É falso que urnas do Senado tenham sido auditadas após rejeição de indicação de Messias ao STF
NÃO HOUVE PEDIDO PARA AUDITORIA DO SISTEMA DE VOTAÇÃO; URNAS NÃO SÃO AS MESMAS QUE AS USADAS NAS ELEIÇÕES GERAIS
O que estão compartilhando: que a Justiça Federal teria determinado que o Senado apresentasse uma auditoria das urnas usadas na votação que rejeitou a indicação do advogado-geral da União, Jorge Messias, ao cargo de ministro do Supremo Tribunal Federal (STF). A postagem sugere que o sistema de urnas eletrônicas é o mesmo das eleições.
O Estadão Verifica checou e concluiu que: é falso. Não houve decisão judicial para auditar o sistema de votação, segundo esclarecimento do Senado e da Advocacia-Geral da União (AGU). Os votos dos senadores são registrados por urnas eletrônicas que são diferentes das usadas pelo Tribunal Superior Eleitoral (TSE) nas eleições gerais e municipais.
Saiba mais: As urnas eletrônicas usadas em votações no Senado não são as mesmas das eleições organizadas pela Justiça Eleitoral, diferentemente do que alega o post viral.
Em nota, o Senado Federal explicou que usa um sistema eletrônico diferente do TSE. As urnas da Casa são acessadas através da biometria e de um código individual que identifica cada um dos senadores.
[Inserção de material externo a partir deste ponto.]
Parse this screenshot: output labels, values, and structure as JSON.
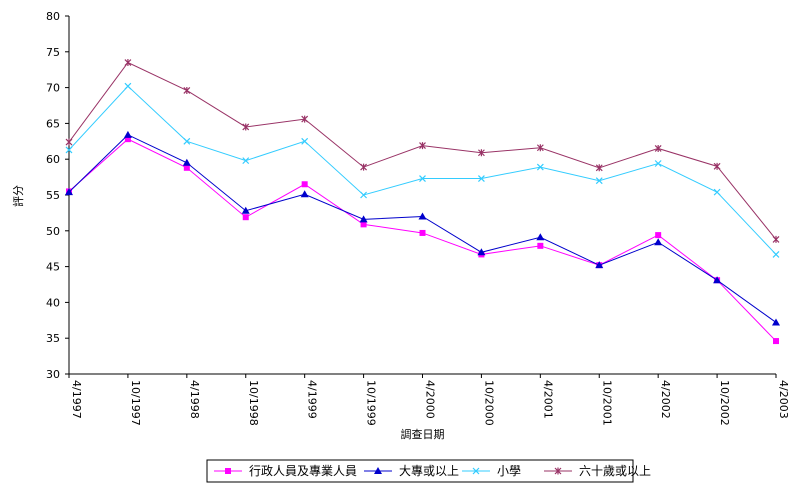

O voto dos parlamentares é registrado por meio das opções "Sim", "Não" e "Abstenção", exibidas nas sessões em um painel eletrônico. No caso de votações secretas, como em deliberações para a escolha de autoridades, é mantido o sigilo.
Em eleições gerais e municipais administradas pelo TSE, as urnas eletrônicas não identificam os eleitores e os votos são computados de maneira anônima.
Após o contato do Verifica, o Senado publicou um texto esclarecendo o tema em seu site.
Justiça Federal não solicitou auditoria nas urnas
Não há decisão judicial para auditoria no sistema das urnas de votação do Senado, esclareceram a Casa e a AGU em notas enviadas à reportagem.
Na realidade, uma ação popular na 17ª Vara Federal Cível de Belo Horizonte pretendia suspender a votação que rejeitou Messias e determinar uma nova deliberação no Senado. O pedido sustentava que a recusa da indicação se deu por motivações político-partidárias.
Mas o juiz federal substituto Eduardo Henrique Lauar Filho negou o pedido. No processo, ele solicitou as notas taquigráficas da sessão plenária de 29 de abril, dia da sabatina, como uma prova documental do que ocorreu na deliberação.
As notas são registros dos discursos e votações feitas em sessões plenárias e comissões.
Por 42 votos contrários e 34 favoráveis, o Senado não aceitou a indicação do presidente Luiz Inácio Lula da Silva ao cargo de ministro do Supremo. A rejeição não acontecia no País desde 1894.
A agência de verificação Aos Fatos também checou o tema.